Egypt Judge Sentences Brotherhood Leader, 682 Others to Death

CAIRO (Los Angeles Times/MCT) —

A court in southern Egypt on Monday decreed a mass death sentence for nearly 700 people, including the spiritual leader of the Muslim Brotherhood, the movement of Egypt’s ousted Islamist president.

On the same day, another Egyptian court banned the April 6 movement, which was among the primary engines behind the landmark 2011 uprising against President Hosni Mubarak.

Egypt’s sharp turn toward authoritarianism in the nearly 10 months since an interim government took power has provoked expressions of concern from human rights groups and Western governments, but little in the way of meaningful punitive actions against the military-backed regime. Last week, the Obama administration resumed some of the military aid it had cut off in the wake of the coup last year against Egypt’s first democratically elected president.

Monday’s death penalty verdict in Minya, south of Cairo, came weeks after the same court issued a capital decree against nearly 530 defendants, stirring international outrage. Egypt’s judiciary has played an active role in a massive crackdown against supporters of Islamist President Mohamed Morsi, who was removed from office in July by the army after massive protests against his rule.
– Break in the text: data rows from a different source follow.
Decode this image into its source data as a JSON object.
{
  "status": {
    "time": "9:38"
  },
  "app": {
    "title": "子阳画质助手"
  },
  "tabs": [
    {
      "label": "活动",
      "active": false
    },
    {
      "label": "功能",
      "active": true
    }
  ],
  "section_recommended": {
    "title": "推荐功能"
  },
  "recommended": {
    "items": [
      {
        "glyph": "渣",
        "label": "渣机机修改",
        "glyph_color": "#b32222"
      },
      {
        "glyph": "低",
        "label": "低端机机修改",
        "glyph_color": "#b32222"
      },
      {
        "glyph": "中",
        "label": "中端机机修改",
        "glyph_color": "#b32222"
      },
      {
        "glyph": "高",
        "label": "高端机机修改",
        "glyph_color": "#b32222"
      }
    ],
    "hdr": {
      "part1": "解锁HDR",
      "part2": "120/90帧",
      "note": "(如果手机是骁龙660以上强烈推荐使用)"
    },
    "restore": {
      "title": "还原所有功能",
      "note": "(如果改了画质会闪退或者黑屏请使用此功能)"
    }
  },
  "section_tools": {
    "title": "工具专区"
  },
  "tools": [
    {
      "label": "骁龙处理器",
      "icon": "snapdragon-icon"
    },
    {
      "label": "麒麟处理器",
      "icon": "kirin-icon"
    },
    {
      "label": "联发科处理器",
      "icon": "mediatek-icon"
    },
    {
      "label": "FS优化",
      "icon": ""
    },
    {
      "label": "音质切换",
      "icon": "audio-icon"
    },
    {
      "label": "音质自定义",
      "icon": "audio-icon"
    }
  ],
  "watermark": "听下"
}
The 683 accused in Monday’s case included Mohamed Badie, the Muslim Brotherhood’s supreme guide. Egypt’s military-backed interim government has designated the Brotherhood, once the country’s largest political movement, as a terrorist organization. Morsi is imprisoned and being tried on multiple charges, several of which carry the death penalty.

Those sentenced on Monday have been charged with attacking a police station and killing a police officer.